La Operación Multi-Enlace (MLO) es la capacidad estructuralmente más nueva. En lugar de que un cliente permanezca en una banda y pase a otra cuando cambian las condiciones, MLO permite que un cliente Wi-Fi 7 use varias bandas a la vez — menor latencia y una conmutación más confiable, porque la conexión no tiene que desconectarse por completo y reasociarse para pasar entre 2.4, 5 y 6 GHz. Wi-Fi 7 también admite una modulación de mayor densidad (4K-QAM), que eleva el rendimiento máximo teórico, pero solo donde el SNR es lo bastante limpio para sostenerlo — otro caso en el que la cifra destacada supone condiciones que una implementación real debe verificar, no asumir.
Lo que todavía no cambia: el lado del cliente
Un diseño construido enteramente alrededor del estándar más nuevo ignora los dispositivos que realmente deben usarlo. A día de hoy, una parte considerable de los dispositivos cliente en el campo — teléfonos, laptops, IoT y periféricos — no admiten ni Wi-Fi 6E ni Wi-Fi 7, y la adopción tarda años en alcanzar a la mayoría de un parque de clientes real, no meses. Este es el mismo principio que plantea nuestro artículo de referencia sobre por qué un solo umbral de señal no es un requisito de diseño completo respecto a la intensidad de señal: el conjunto real de clientes establece el piso real que un diseño debe cumplir, no el dispositivo más nuevo del lugar.

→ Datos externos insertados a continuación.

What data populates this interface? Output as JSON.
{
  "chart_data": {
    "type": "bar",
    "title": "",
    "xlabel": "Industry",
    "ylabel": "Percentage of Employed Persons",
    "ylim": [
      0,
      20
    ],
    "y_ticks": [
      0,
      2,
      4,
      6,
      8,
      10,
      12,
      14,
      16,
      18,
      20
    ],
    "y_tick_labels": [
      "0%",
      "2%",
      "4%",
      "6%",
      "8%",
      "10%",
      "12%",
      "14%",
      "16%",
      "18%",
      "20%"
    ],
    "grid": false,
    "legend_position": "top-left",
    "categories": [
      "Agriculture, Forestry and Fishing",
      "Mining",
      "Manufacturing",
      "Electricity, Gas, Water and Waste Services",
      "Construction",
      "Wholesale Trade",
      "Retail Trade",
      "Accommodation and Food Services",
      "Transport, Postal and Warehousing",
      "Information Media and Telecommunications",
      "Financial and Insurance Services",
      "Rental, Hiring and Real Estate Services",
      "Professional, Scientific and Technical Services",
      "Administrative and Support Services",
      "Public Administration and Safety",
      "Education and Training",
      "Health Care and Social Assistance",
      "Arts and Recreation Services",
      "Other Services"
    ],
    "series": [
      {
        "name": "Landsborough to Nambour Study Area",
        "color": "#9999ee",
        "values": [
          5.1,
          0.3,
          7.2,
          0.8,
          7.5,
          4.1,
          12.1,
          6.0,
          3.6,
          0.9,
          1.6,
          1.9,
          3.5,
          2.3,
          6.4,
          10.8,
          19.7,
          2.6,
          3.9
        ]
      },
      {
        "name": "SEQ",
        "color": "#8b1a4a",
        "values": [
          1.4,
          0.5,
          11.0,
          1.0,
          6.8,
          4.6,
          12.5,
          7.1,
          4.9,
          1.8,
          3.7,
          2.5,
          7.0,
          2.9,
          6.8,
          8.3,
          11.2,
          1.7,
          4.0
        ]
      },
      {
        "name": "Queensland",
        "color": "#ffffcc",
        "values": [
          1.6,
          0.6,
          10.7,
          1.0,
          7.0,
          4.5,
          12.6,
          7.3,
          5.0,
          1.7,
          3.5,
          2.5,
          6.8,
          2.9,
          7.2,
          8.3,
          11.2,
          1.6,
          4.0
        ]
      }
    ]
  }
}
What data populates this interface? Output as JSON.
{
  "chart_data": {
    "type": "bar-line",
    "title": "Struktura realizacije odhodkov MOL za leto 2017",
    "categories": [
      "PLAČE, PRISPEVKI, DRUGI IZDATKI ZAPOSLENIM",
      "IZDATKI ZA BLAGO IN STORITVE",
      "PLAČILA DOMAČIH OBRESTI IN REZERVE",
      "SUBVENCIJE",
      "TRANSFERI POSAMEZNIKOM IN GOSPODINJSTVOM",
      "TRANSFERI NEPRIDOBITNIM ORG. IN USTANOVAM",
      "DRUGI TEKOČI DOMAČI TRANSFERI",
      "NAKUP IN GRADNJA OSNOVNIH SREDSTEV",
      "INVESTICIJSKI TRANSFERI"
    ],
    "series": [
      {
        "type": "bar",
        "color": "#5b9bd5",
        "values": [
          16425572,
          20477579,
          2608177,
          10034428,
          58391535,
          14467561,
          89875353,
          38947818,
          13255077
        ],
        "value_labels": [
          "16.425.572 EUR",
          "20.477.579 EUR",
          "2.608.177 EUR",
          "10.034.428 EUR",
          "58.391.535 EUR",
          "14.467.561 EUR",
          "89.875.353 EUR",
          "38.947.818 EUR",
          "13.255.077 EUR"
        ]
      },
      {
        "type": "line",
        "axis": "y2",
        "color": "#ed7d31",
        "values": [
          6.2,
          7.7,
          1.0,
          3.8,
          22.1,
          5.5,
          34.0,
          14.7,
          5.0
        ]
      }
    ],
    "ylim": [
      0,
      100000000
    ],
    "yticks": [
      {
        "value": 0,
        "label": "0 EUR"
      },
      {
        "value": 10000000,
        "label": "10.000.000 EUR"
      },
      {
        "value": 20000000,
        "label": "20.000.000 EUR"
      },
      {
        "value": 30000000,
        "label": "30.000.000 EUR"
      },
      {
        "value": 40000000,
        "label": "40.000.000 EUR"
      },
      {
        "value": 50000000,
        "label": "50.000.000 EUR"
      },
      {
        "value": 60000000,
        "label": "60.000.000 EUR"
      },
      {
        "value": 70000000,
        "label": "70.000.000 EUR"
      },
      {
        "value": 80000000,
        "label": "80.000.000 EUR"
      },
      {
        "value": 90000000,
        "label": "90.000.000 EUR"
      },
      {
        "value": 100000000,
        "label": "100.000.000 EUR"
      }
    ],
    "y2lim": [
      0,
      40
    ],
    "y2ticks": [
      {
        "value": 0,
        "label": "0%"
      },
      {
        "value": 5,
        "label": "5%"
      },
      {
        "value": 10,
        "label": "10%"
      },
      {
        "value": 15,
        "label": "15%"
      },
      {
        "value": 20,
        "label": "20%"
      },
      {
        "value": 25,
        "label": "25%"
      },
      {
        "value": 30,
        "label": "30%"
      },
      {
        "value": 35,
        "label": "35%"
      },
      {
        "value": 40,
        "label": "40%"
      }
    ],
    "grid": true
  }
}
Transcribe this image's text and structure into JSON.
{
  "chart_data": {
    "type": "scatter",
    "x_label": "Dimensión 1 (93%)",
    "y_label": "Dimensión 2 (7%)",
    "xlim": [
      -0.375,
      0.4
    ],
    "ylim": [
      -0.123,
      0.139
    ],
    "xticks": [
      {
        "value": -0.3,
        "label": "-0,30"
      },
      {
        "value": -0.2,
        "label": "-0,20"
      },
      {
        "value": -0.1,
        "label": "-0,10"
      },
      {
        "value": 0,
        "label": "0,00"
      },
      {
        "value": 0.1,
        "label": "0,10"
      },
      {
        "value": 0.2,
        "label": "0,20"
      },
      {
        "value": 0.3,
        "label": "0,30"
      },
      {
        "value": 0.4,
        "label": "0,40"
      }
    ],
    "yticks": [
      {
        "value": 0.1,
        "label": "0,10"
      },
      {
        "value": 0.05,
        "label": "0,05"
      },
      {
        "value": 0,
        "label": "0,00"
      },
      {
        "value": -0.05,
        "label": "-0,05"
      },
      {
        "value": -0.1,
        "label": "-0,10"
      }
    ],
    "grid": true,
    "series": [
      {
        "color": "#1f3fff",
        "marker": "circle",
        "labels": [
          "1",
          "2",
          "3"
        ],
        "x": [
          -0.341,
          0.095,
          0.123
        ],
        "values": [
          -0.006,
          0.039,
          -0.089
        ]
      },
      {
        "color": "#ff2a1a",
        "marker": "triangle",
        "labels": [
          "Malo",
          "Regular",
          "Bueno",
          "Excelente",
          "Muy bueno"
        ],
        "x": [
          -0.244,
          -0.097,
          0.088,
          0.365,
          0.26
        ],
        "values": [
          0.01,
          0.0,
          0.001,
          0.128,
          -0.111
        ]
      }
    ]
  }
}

Por qué esto importa para un diseño real
El espectro limpio de 6 GHz, los canales más anchos de Wi-Fi 7 y la confiabilidad multibanda de MLO son capacidades reales — pero el modo AFC y LPI, las contrapartidas entre ancho de canal y densidad, y el conjunto real de clientes de una red determinada deben modelarse frente al edificio específico y sus usuarios, no suponerse a partir de una hoja de especificaciones. Ese modelado es lo que hace un proyecto de diseño predictivo de Wi-Fi antes de instalar nada, y lo que confirma un estudio de validación una vez instalado.